2009-11-18

En ce qui concerne...

Cet après-midi, au retour d’une balade dominicale en famille, je feuillette la pile de courrier que je viens de sortir de ma boîte aux lettres. Une enveloppe blanche au format A6 d’aspect anodin, portant la mention « eco’pli / 09.07.09 LAPOSTE / 94 CRETEIL CTC / CI 393D » sans indication d’expéditeur, attire ma curiosité.
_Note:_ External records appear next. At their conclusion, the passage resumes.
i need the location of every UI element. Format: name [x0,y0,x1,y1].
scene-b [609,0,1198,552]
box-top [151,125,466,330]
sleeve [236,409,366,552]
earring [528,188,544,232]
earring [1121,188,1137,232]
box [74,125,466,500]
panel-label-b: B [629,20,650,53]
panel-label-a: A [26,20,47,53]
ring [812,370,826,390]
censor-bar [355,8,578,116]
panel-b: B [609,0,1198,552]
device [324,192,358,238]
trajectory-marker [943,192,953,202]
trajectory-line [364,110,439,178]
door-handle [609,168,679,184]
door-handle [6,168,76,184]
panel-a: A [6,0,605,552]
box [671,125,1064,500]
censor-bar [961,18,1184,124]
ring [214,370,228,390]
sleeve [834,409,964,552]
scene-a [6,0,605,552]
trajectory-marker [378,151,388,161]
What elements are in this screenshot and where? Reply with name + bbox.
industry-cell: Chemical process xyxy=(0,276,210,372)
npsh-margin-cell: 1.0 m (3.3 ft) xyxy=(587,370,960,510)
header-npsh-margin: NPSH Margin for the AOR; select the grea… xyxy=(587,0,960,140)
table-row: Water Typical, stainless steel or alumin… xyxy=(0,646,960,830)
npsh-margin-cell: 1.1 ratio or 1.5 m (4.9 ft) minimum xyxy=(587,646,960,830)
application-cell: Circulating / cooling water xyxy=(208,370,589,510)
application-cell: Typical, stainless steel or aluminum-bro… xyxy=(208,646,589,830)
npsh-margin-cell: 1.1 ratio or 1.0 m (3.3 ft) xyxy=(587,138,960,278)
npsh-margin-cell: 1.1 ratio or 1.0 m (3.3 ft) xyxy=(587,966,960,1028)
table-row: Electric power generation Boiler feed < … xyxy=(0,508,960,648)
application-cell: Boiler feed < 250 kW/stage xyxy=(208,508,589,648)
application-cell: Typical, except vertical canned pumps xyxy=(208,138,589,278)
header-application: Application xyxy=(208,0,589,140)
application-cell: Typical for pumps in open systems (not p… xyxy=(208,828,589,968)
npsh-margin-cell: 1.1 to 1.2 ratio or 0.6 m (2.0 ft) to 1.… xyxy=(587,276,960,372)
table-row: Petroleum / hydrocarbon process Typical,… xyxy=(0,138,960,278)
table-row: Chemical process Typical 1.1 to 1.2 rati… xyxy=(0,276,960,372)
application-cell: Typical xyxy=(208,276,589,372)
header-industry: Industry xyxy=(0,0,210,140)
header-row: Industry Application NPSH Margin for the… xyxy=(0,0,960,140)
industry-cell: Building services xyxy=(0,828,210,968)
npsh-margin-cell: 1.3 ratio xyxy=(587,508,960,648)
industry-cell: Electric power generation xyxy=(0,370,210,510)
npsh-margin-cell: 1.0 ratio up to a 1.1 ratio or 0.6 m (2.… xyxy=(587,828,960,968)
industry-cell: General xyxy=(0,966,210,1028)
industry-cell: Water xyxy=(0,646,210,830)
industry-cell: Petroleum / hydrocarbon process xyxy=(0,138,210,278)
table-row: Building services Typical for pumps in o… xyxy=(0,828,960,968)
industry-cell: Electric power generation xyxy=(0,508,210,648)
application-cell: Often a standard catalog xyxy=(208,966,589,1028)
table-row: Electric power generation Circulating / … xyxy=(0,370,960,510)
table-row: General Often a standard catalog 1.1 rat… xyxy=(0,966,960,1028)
Elle est adressée à « Sensei T » (" Maître T ") suivi de mes prénoms et adresse. C’est sous ce qualificatif que l'on nous désignait autrefois, mon frère et moi, lorsque nous fréquentions assidûment le lieu d'entraînement du Dojo de Paris, dans le 14ème arrondissement. L’appellation traditionnelle de Sensei (Sinn Sè, en Chinois Teochew) désigne littéralement « Celui qui précède ». C'est le passeur, l’enseignant qui fut autrefois l'élève et qui, après avoir été initié, montre à son tour le chemin. Autrement dit, le passeur ou លោកគ្រូ est un Laurk Krou (Monsieur le គរុ Gourou, en Cambodgien), celui qui transmet la pratique de la Voie. Cette mission de transfert de savoir replace irrémédiablement le « Maître » à sa juste valeur. En sa qualité liminaire de pratiquant de première heure, il possède la technique et peut l'enseigner à ses élèves, mais elle ne lui appartient pas en propre et ne lui apporte aucun profit personnel ni aucune gloire. Il agit humblement, fort de la vision réaliste du Senpai (en Cambodgien : រៀមច្បង Ream Chbaorng = l’aîné d’expérience) et se réfère toujours à l’esprit Shoshin du débutant, lequel est, remise en question de soi, pédagogie de la pratique du corps et de l’esprit.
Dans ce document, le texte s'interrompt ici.